Entretien avec Pierre Dufour

 

 

Avril brisé est un roman d'Ismail Kadaré paru en 1978 qui fut adapté au cinéma à plusieurs reprises. Il raconte l’histoire de Gjorg, un montagnard albanais qui vient de venger la mort de son jeune frère. Héritier d'une vendetta vieille de soixante dix ans, il dût tuer le meurtrier de celui ci. Assassin, il devient à son tour la proie d’un interminable et mortifère engrenage de vengeance.

Miracle ? En deux ans, de 1990 à 1992, les Albanais du Kosovo sont parvenus à mettre un terme à cette pratique multiséculaire barbare de la vendetta. Cette Grande réconciliation a été l’œuvre de quelques centaines de jeunes et d’intellectuels résolus, conduits par Anton Cetta, un ethnologue convaincu de la puissance de l’amour et du pardon.
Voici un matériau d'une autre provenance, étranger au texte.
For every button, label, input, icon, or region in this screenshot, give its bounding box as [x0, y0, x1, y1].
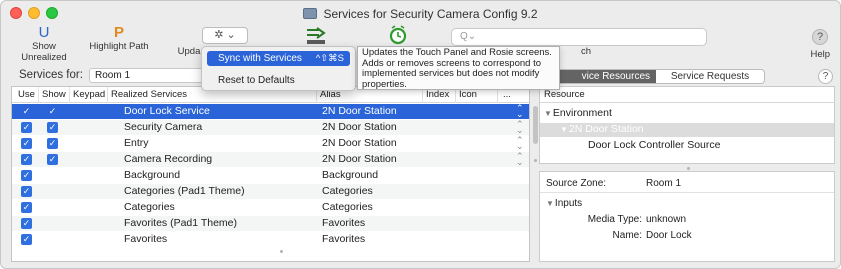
name-label: Name: — [612, 230, 642, 241]
column-more[interactable]: ... — [503, 89, 511, 100]
alias-stepper-icon[interactable]: ⌃ ⌄ — [516, 152, 524, 167]
tree-item-environment[interactable]: ▼Environment — [544, 107, 612, 119]
table-row[interactable]: ✓ Favorites (Pad1 Theme) Favorites — [12, 216, 529, 231]
services-panel: Services for: Room 1 Use Show Keypad Rea… — [11, 66, 538, 262]
search-input[interactable]: Q⌄ — [451, 28, 707, 46]
table-row[interactable]: ✓ ✓ Security Camera 2N Door Station ⌃ ⌄ — [12, 120, 529, 135]
highlight-path-button[interactable]: P Highlight Path — [88, 24, 150, 53]
highlight-path-label: Highlight Path — [89, 41, 149, 52]
app-window: Services for Security Camera Config 9.2 … — [0, 0, 841, 269]
resource-header: Resource — [540, 87, 834, 103]
column-show[interactable]: Show — [42, 89, 66, 100]
table-row[interactable]: ✓ ✓ Camera Recording 2N Door Station ⌃ ⌄ — [12, 152, 529, 167]
service-name: Camera Recording — [124, 153, 213, 165]
source-zone-label: Source Zone: — [546, 178, 607, 189]
menu-item-sync-with-services[interactable]: Sync with Services ^⇧⌘S — [207, 51, 350, 66]
alias-cell[interactable]: Categories — [322, 201, 373, 213]
inputs-disclosure[interactable]: ▼Inputs — [546, 198, 582, 209]
source-zone-value: Room 1 — [646, 178, 682, 189]
tooltip: Updates the Touch Panel and Rosie screen… — [357, 46, 560, 90]
show-checkbox[interactable]: ✓ — [47, 138, 58, 149]
tree-item-2n-door-station[interactable]: ▼2N Door Station — [540, 123, 834, 137]
use-checkbox[interactable]: ✓ — [21, 138, 32, 149]
column-realized-services[interactable]: Realized Services — [111, 89, 187, 100]
services-for-label: Services for: — [19, 69, 83, 81]
resource-tabs: vice Resources Service Requests — [539, 69, 765, 84]
alias-stepper-icon[interactable]: ⌃ ⌄ — [516, 104, 524, 119]
resource-details: Source Zone: Room 1 ▼Inputs Media Type: … — [539, 171, 835, 262]
column-use[interactable]: Use — [18, 89, 35, 100]
show-unrealized-button[interactable]: U Show Unrealized — [9, 24, 79, 64]
alias-cell[interactable]: 2N Door Station — [322, 137, 397, 149]
alias-cell[interactable]: Favorites — [322, 217, 365, 229]
menu-item-reset-to-defaults[interactable]: Reset to Defaults — [218, 75, 295, 86]
use-checkbox[interactable]: ✓ — [21, 122, 32, 133]
alias-cell[interactable]: Favorites — [322, 233, 365, 245]
service-name: Favorites — [124, 233, 168, 245]
table-row[interactable]: ✓ Favorites Favorites — [12, 232, 529, 247]
resource-tree: Resource ▼Environment ▼2N Door Station D… — [539, 86, 835, 164]
document-icon — [303, 8, 318, 19]
panel-resize-handle[interactable] — [280, 250, 283, 253]
alias-cell[interactable]: 2N Door Station — [322, 105, 397, 117]
service-name: Categories (Pad1 Theme) — [124, 185, 245, 197]
use-checkbox[interactable]: ✓ — [21, 186, 32, 197]
column-index[interactable]: Index — [426, 89, 449, 100]
clock-icon[interactable] — [388, 25, 408, 45]
disclosure-triangle-icon[interactable]: ▼ — [560, 125, 568, 134]
tree-item-door-lock-controller-source[interactable]: Door Lock Controller Source — [588, 139, 720, 151]
p-icon: P — [113, 24, 124, 41]
show-checkbox[interactable]: ✓ — [47, 154, 58, 165]
sync-icon[interactable] — [305, 26, 327, 45]
help-label: Help — [810, 49, 830, 60]
show-checkbox[interactable]: ✓ — [47, 122, 58, 133]
tab-service-requests[interactable]: Service Requests — [656, 70, 764, 83]
table-row[interactable]: ✓ Categories Categories — [12, 200, 529, 215]
use-checkbox[interactable]: ✓ — [21, 234, 32, 245]
resources-panel: vice Resources Service Requests ? Resour… — [537, 66, 835, 262]
alias-cell[interactable]: Background — [322, 169, 378, 181]
search-label: ch — [580, 46, 592, 57]
service-name: Background — [124, 169, 181, 181]
help-icon[interactable]: ? — [818, 69, 833, 84]
show-unrealized-label: Show Unrealized — [21, 41, 67, 63]
gear-menu-button[interactable]: ✲ ⌄ — [202, 27, 248, 44]
service-name: Door Lock Service — [124, 105, 210, 117]
keyboard-shortcut: ^⇧⌘S — [315, 53, 344, 64]
use-checkbox[interactable]: ✓ — [21, 106, 32, 117]
window-title: Services for Security Camera Config 9.2 — [1, 7, 840, 21]
help-icon[interactable]: ? — [812, 29, 828, 45]
table-row[interactable]: ✓ Categories (Pad1 Theme) Categories — [12, 184, 529, 199]
use-checkbox[interactable]: ✓ — [21, 202, 32, 213]
title-bar: Services for Security Camera Config 9.2 — [1, 1, 840, 25]
use-checkbox[interactable]: ✓ — [21, 154, 32, 165]
alias-cell[interactable]: Categories — [322, 185, 373, 197]
disclosure-triangle-icon[interactable]: ▼ — [544, 109, 552, 118]
column-keypad[interactable]: Keypad — [73, 89, 105, 100]
use-checkbox[interactable]: ✓ — [21, 218, 32, 229]
alias-stepper-icon[interactable]: ⌃ ⌄ — [516, 120, 524, 135]
service-name: Entry — [124, 137, 149, 149]
show-checkbox[interactable]: ✓ — [47, 106, 58, 117]
alias-stepper-icon[interactable]: ⌃ ⌄ — [516, 136, 524, 151]
media-type-value: unknown — [646, 214, 687, 225]
table-row[interactable]: ✓ ✓ Door Lock Service 2N Door Station ⌃ ⌄ — [12, 104, 529, 119]
alias-cell[interactable]: 2N Door Station — [322, 153, 397, 165]
use-checkbox[interactable]: ✓ — [21, 170, 32, 181]
services-table: Use Show Keypad Realized Services Alias … — [11, 86, 530, 262]
service-name: Favorites (Pad1 Theme) — [124, 217, 238, 229]
column-icon[interactable]: Icon — [459, 89, 477, 100]
service-name: Categories — [124, 201, 175, 213]
disclosure-triangle-icon[interactable]: ▼ — [546, 199, 554, 208]
table-row[interactable]: ✓ ✓ Entry 2N Door Station ⌃ ⌄ — [12, 136, 529, 151]
media-type-label: Media Type: — [587, 214, 642, 225]
table-row[interactable]: ✓ Background Background — [12, 168, 529, 183]
u-icon: U — [38, 24, 50, 41]
name-value: Door Lock — [646, 230, 692, 241]
update-label: Upda — [177, 46, 201, 57]
alias-cell[interactable]: 2N Door Station — [322, 121, 397, 133]
panel-resize-handle[interactable] — [687, 167, 690, 170]
gear-dropdown-menu: Sync with Services ^⇧⌘S Reset to Default… — [201, 46, 356, 91]
service-name: Security Camera — [124, 121, 203, 133]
« Dans le concept de réconciliation promu par Anton Cetta figurait la volonté de rétablir (en latin : reconciliare) les liens d’affection et d’amitié entre les personnes opposées par la vendetta », souligne Pierre Dufour qui évoque, dans l’entretien qu’il nous a accordé, ce processus exaltant qui contribua à restaurer le moral et le dynamisme de la population albanaise. Ancien officier de l’armée de l’air, Pierre Dufour a quitté celle-ci pour manifester son désaccord vis-à-vis de la dissuasion nucléaire. Acteur de « l’intervention civile de paix » au sein de plusieurs ONG, il a été membre de la mission de vérification du cessez-le-feu au Kosovo mise en place par l’OSCE en 1999. Il parcourt les Balkans depuis 1992.

 

Quelles étaient les origines, les racines de la tradition de vendetta qui sévissait encore au Kosovo au début des années 1990 ?

Cette tradition remonte au XVe siècle, au Kanun de Lekë Dukagjini qui est un ensemble de règles morales et sociales qui régissaient les régions habitées par les Albanais, en Albanie, au Kosovo, en Macédoine et au Monténégro principalement. Un des aspects les plus sombres et les plus rétrogrades de ce code était la tradition de la vendetta.
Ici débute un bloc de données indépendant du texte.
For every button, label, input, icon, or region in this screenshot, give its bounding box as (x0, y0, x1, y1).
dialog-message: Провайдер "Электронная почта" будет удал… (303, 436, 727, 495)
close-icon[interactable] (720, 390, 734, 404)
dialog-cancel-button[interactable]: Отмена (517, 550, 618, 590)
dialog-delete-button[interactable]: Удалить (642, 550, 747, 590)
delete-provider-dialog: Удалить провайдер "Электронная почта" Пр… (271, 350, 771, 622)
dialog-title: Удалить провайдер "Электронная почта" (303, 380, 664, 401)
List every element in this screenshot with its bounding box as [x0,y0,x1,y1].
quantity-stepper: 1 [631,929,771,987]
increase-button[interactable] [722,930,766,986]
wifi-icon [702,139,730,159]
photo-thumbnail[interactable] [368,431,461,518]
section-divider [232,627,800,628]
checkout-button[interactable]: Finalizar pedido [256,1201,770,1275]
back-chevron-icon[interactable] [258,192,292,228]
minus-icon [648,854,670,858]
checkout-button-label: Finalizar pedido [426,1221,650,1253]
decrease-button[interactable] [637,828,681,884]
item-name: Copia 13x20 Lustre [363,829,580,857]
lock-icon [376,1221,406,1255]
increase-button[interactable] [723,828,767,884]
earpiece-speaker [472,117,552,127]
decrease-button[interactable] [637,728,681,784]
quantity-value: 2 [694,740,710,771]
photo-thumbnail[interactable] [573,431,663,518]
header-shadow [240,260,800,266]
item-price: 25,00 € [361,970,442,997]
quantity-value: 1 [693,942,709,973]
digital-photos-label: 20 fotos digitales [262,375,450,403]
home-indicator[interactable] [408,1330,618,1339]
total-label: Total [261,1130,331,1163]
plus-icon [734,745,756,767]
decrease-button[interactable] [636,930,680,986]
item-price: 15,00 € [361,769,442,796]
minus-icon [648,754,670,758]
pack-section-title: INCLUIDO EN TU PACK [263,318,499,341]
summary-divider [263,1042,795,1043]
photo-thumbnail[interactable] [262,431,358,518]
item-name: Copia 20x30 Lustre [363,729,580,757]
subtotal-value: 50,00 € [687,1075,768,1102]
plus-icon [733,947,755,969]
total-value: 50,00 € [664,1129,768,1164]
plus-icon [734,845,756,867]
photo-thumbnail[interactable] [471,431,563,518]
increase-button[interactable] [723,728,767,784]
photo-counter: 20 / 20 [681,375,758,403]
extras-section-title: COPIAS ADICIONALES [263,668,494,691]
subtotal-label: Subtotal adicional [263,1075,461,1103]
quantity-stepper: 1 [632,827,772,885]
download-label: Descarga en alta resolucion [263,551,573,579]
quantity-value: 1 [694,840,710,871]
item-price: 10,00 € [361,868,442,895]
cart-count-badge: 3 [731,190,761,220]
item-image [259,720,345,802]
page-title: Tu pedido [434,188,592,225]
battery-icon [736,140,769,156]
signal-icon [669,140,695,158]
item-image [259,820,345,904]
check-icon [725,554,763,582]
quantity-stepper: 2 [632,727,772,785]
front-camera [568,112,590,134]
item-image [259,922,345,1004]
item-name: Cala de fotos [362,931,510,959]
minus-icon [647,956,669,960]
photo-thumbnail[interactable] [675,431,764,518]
En 1998 au Kosovo, 1230 familles étaient impliquées dans des meurtres. Les personnes frappées par cette vendetta devaient demeurer cloitrées chez elles pour ne pas risquer de se faire tuer par les responsables des familles adverses. Certaines règles de ce code avaient eu néanmoins le mérite de réguler une société civile demeurée essentiellement rurale où subsistait une organisation de type clanique héritée du Moyen Âge. Des règles étaient nécessaires. Mais, des déviations sont apparues. Notamment celle qui consistait à transmettre la « dette » du sang de génération en génération. Pour que l’honneur soit sauf, les blessures et meurtres devaient être vengés de manière presque perpétuelle.

 

Quelles étaient les conséquences de la vendetta sur la vie sociale et économique du Kosovo et de ses populations ?
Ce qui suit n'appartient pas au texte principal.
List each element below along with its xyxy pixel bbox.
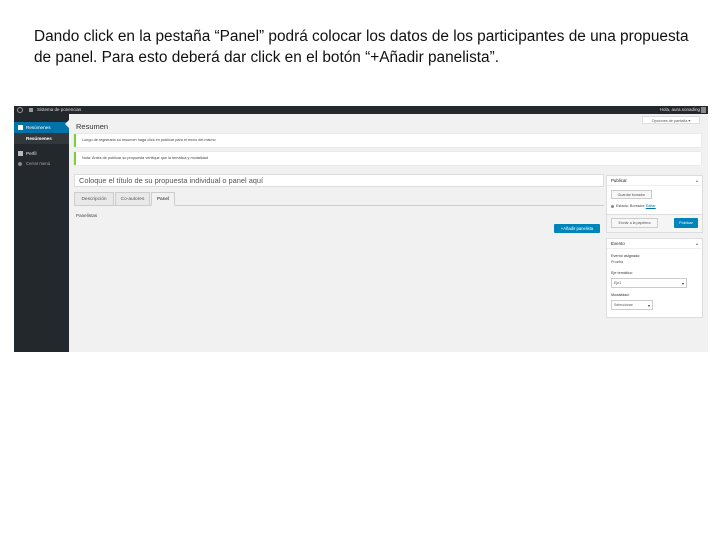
event-box-title: Evento [611, 241, 625, 246]
sidebar-item-label: Resúmenes [26, 125, 51, 130]
chevron-up-icon[interactable]: ▴ [696, 176, 698, 185]
collapse-menu-button[interactable]: Cerrar menú [14, 159, 69, 169]
sidebar-subitem-resumenes[interactable]: Resúmenes [14, 133, 69, 144]
save-draft-button[interactable]: Guardar borrador [611, 190, 652, 199]
event-box-header[interactable]: Evento ▴ [607, 239, 702, 249]
avatar[interactable] [701, 107, 706, 113]
home-icon[interactable] [29, 108, 33, 112]
collapse-icon [18, 162, 22, 166]
screen-options-button[interactable]: Opciones de pantalla ▾ [642, 116, 700, 124]
modality-label: Modalidad: [611, 293, 630, 297]
instruction-caption: Dando click en la pestaña “Panel” podrá … [34, 28, 689, 66]
sidebar-item-resumenes[interactable]: Resúmenes [14, 122, 69, 133]
modality-select[interactable]: Seleccionar ▾ [611, 300, 653, 310]
sidebar-item-label: Cerrar menú [26, 161, 51, 166]
admin-bar: Sistema de ponencias Hola, aura.sonading [14, 106, 708, 114]
tab-panel[interactable]: Panel [151, 192, 175, 206]
publish-box-header[interactable]: Publicar ▴ [607, 176, 702, 186]
theme-label: Eje temático: [611, 271, 633, 275]
publish-button[interactable]: Publicar [674, 218, 698, 228]
active-menu-arrow [65, 120, 69, 128]
edit-status-link[interactable]: Editar [646, 204, 656, 208]
tab-descripcion[interactable]: Descripción [74, 192, 114, 206]
user-icon [18, 151, 23, 156]
add-panelist-button[interactable]: +Añadir panelista [554, 224, 600, 233]
notice-message: Luego de registrado su resumen haga clic… [74, 134, 701, 147]
site-name-link[interactable]: Sistema de ponencias [37, 106, 81, 114]
modality-selected-value: Seleccionar [614, 303, 633, 307]
chevron-down-icon: ▾ [681, 281, 684, 286]
status-label: Estado: Borrador [616, 204, 645, 208]
publish-box: Publicar ▴ Guardar borrador Estado: Borr… [606, 175, 703, 233]
proposal-title-input[interactable]: Coloque el título de su propuesta indivi… [74, 174, 604, 187]
theme-selected-value: Eje1 [614, 281, 622, 285]
pin-icon [611, 204, 614, 208]
notice-message: Nota: Antes de publicar su propuesta ver… [74, 152, 701, 165]
event-box: Evento ▴ Evento asignado: Prueba Eje tem… [606, 238, 703, 318]
sidebar-item-label: Perfil [26, 151, 37, 156]
event-assigned-label: Evento asignado: [611, 254, 641, 258]
user-greeting[interactable]: Hola, aura.sonading [660, 106, 700, 114]
sidebar-item-label: Resúmenes [26, 136, 52, 141]
chevron-down-icon: ▾ [647, 303, 650, 308]
chevron-up-icon[interactable]: ▴ [696, 239, 698, 248]
post-status: Estado: Borrador Editar [611, 204, 656, 208]
wordpress-logo-icon[interactable] [17, 107, 23, 113]
theme-select[interactable]: Eje1 ▾ [611, 278, 687, 288]
move-to-trash-button[interactable]: Enviar a la papelera [611, 218, 658, 228]
panelists-label: Panelistas [76, 213, 98, 218]
wordpress-screenshot: Sistema de ponencias Hola, aura.sonading… [14, 106, 708, 352]
sidebar-item-perfil[interactable]: Perfil [14, 148, 69, 159]
document-icon [18, 125, 23, 130]
publish-box-title: Publicar [611, 178, 627, 183]
tab-coautores[interactable]: Co-autores [115, 192, 150, 206]
page-title: Resumen [76, 122, 109, 131]
admin-sidebar: Resúmenes Resúmenes Perfil Cerrar menú [14, 114, 69, 352]
event-assigned-value: Prueba [611, 260, 624, 264]
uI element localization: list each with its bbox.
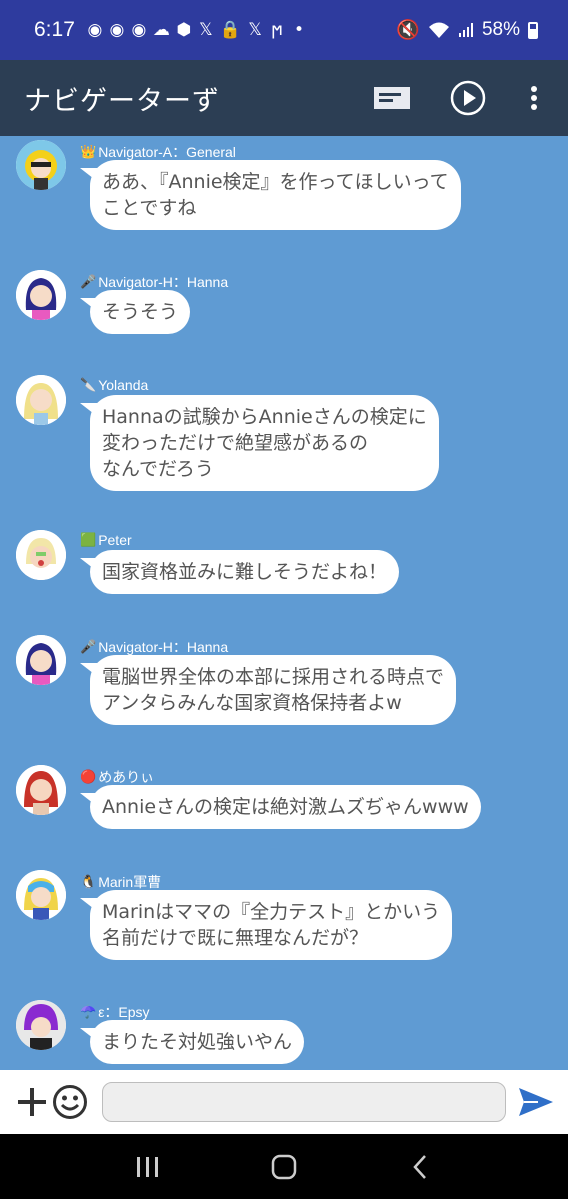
wifi-icon xyxy=(428,22,449,38)
navigator-h-avatar[interactable] xyxy=(16,635,66,685)
epsy-avatar[interactable] xyxy=(16,1000,66,1050)
sender-name: 🎤 Navigator-H：Hanna xyxy=(80,274,229,290)
misskey-icon: ϻ xyxy=(271,20,283,40)
sender-name: ☂️ ε：Epsy xyxy=(80,1004,150,1020)
recents-button[interactable] xyxy=(128,1147,168,1187)
system-nav-bar xyxy=(0,1134,568,1199)
notes-button[interactable] xyxy=(372,78,412,118)
dot-icon: • xyxy=(294,20,305,40)
meari-avatar[interactable] xyxy=(16,765,66,815)
play-button[interactable] xyxy=(448,78,488,118)
discord-icon: ◉ xyxy=(109,20,125,40)
plus-icon xyxy=(18,1088,46,1116)
discord-icon: ◉ xyxy=(87,20,103,40)
attach-button[interactable] xyxy=(14,1082,50,1122)
sender-name: 🟩 Peter xyxy=(80,532,132,548)
more-vert-icon xyxy=(531,86,537,110)
box-icon: ⬢ xyxy=(176,20,192,40)
notes-icon xyxy=(374,87,410,109)
status-bar: 6:17 ◉ ◉ ◉ ☁ ⬢ 𝕏 🔒 𝕏 ϻ • 🔇 58% xyxy=(0,0,568,60)
signal-icon xyxy=(458,23,473,37)
battery-icon xyxy=(528,21,538,39)
navigator-a-avatar[interactable] xyxy=(16,140,66,190)
home-icon xyxy=(271,1154,297,1179)
sender-name: 🔪 Yolanda xyxy=(80,377,149,393)
play-icon xyxy=(450,80,486,116)
mute-icon: 🔇 xyxy=(396,20,420,41)
message-bubble[interactable]: ああ、『Annie検定』を作ってほしいって ことですね xyxy=(90,160,461,230)
discord-icon: ◉ xyxy=(131,20,147,40)
x-icon: 𝕏 xyxy=(248,20,262,40)
message-bubble[interactable]: Marinはママの『全力テスト』とかいう 名前だけで既に無理なんだが？ xyxy=(90,890,453,960)
sender-name: 🎤 Navigator-H：Hanna xyxy=(80,639,229,655)
sender-name: 🐧 Marin軍曹 xyxy=(80,874,162,890)
smiley-icon xyxy=(53,1085,87,1119)
message-bubble[interactable]: Hannaの試験からAnnieさんの検定に 変わっただけで絶望感があるの なんで… xyxy=(90,395,439,491)
back-icon xyxy=(413,1154,426,1179)
composer-bar xyxy=(0,1070,568,1134)
navigator-h-avatar[interactable] xyxy=(16,270,66,320)
lock-icon: 🔒 xyxy=(219,20,242,40)
x-icon: 𝕏 xyxy=(199,20,213,40)
recents-icon xyxy=(137,1156,158,1177)
send-button[interactable] xyxy=(516,1082,556,1122)
sender-name: 👑 Navigator-A：General xyxy=(80,144,236,160)
message-bubble[interactable]: Annieさんの検定は絶対激ムズぢゃんwww xyxy=(90,785,481,829)
battery-percent: 58% xyxy=(481,19,520,40)
app-bar: ナビゲーターず xyxy=(0,60,568,136)
yolanda-avatar[interactable] xyxy=(16,375,66,425)
send-icon xyxy=(519,1088,553,1116)
chat-timeline[interactable]: 👑 Navigator-A：General ああ、『Annie検定』を作ってほしい… xyxy=(0,136,568,1070)
message-bubble[interactable]: 電脳世界全体の本部に採用される時点で アンタらみんな国家資格保持者よw xyxy=(90,655,457,725)
status-time: 6:17 xyxy=(34,18,75,41)
emoji-button[interactable] xyxy=(50,1082,90,1122)
back-button[interactable] xyxy=(400,1147,440,1187)
sender-name: 🔴 めありぃ xyxy=(80,769,155,785)
home-button[interactable] xyxy=(264,1147,304,1187)
message-input[interactable] xyxy=(102,1082,506,1122)
page-title: ナビゲーターず xyxy=(24,85,220,117)
overflow-menu-button[interactable] xyxy=(524,78,544,118)
system-status: 🔇 58% xyxy=(396,18,538,42)
marin-avatar[interactable] xyxy=(16,870,66,920)
message-bubble[interactable]: そうそう xyxy=(90,290,191,334)
cloud-icon: ☁ xyxy=(152,20,170,40)
notification-icons: ◉ ◉ ◉ ☁ ⬢ 𝕏 🔒 𝕏 ϻ • xyxy=(87,20,307,40)
peter-avatar[interactable] xyxy=(16,530,66,580)
message-bubble[interactable]: まりたそ対処強いやん xyxy=(90,1020,305,1064)
message-bubble[interactable]: 国家資格並みに難しそうだよね！ xyxy=(90,550,400,594)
Sur une population d’environ 1,8 million d’Albanais, plus de 20 000 personnes (soit un homme sur quarante) étaient contraintes de rester à domicile, prisonnières, enfermées dans leurs maisons, leurs « kullas ». Elles se trouvaient ainsi complètement exclues de la vie sociale et économique, ne pouvant pas travailler dans les champs ni dans les entreprises. Du fait de la vendetta, une peur (voir une terreur) permanente régnait dans les familles. Le drame pouvait survenir à tout instant. Cette pratique divisait et affaiblissait toute la société albanaise totalement accaparée par ces luttes claniques.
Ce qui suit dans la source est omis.